- Ein Beamter des Weißen Hauses beschuldigte das chinesische KI-Unternehmen Moonshot AI, auf Server mit Nvidia GB300-Chips zugegriffen zu haben, ungeachtet der US-Exportkontrollen für diese fortschrittlichen KI-Chips.
- Laut Michael Kratsios, Direktor des Büros für Wissenschafts- und Technologiepolitik im Weißen Haus, hat Moonshot mit GB300 ausgestattete Server gekauft und in Thailand auf diese Systeme zugegriffen, höchstwahrscheinlich um KI-Modelle zu trainieren.
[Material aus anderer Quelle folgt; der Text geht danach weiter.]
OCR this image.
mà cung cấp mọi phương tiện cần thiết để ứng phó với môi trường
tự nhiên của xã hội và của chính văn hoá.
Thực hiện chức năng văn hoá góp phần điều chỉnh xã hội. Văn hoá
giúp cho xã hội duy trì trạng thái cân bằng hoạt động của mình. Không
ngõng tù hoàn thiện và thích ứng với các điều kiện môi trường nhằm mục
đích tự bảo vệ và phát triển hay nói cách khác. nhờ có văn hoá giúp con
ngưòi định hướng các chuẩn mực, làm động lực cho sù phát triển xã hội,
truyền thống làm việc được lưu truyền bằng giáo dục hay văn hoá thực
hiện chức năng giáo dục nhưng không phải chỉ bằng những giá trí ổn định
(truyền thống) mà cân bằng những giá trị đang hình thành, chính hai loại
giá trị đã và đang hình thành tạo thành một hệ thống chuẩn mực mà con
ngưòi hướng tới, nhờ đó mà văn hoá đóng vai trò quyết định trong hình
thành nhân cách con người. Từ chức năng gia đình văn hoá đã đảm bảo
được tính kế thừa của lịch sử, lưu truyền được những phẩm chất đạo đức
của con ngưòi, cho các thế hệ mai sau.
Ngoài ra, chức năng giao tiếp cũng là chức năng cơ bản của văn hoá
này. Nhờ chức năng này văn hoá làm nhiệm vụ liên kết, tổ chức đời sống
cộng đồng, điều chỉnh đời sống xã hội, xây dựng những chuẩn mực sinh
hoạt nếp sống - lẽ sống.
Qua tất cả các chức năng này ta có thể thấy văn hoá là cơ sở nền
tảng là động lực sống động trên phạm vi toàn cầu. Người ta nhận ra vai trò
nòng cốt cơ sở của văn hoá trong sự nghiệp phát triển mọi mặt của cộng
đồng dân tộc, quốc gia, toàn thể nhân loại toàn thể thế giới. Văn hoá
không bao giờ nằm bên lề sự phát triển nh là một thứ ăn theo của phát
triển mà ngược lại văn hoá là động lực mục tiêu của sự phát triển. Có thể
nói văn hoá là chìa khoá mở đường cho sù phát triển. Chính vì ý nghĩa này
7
- CNBC gab an, Nvidia, Moonshot AI, das Weiße Haus und die chinesische Botschaft in Großbritannien um eine Stellungnahme gebeten zu haben, zum Zeitpunkt der Veröffentlichung des Artikels gab es jedoch noch keinen offiziellen Kommentar.
- Der Vorwurf wurde laut, kurz nachdem Moonshot AI Kimi K3 vorgestellt hatte, ein Open-Weight-Modell mit 2,8 Billionen Parametern. Das Unternehmen behauptet, die Leistung erreiche oder übertreffe in einigen Benchmarks Anthropic Fable 5 und OpenAI GPT-5.6 Sol.
- Der Nvidia GB300-Chip gehört weiterhin zur Gruppe der fortschrittlichen KI-Chips, deren Export nach China durch die USA eingeschränkt ist, auch wenn er vor der neuesten Vera Rubin-Generation auf den Markt kam.
- Der Artikel berichtet, dass die USA versuchen, Lücken in den Exportkontrollen zu schließen, einschließlich des Zugangs Chinas zu KI-Rechenkapazitäten im Ausland. Der vorgeschlagene Remote Access Security Act (RASA) zielt darauf ab, die Kontrollen auf den Fernzugriff auf kritische Hardware und Software über Cloud-Plattformen auszuweiten.
- Der Experte Keegan McBride stellte fest, dass die Bemühungen chinesischer Unternehmen, die US-Recheninfrastruktur innerhalb und außerhalb Chinas zu nutzen, zeigen, dass die US-Rechenleistung weiterhin ein wichtiges Fundament des aktuellen KI-Wettlaufs ist.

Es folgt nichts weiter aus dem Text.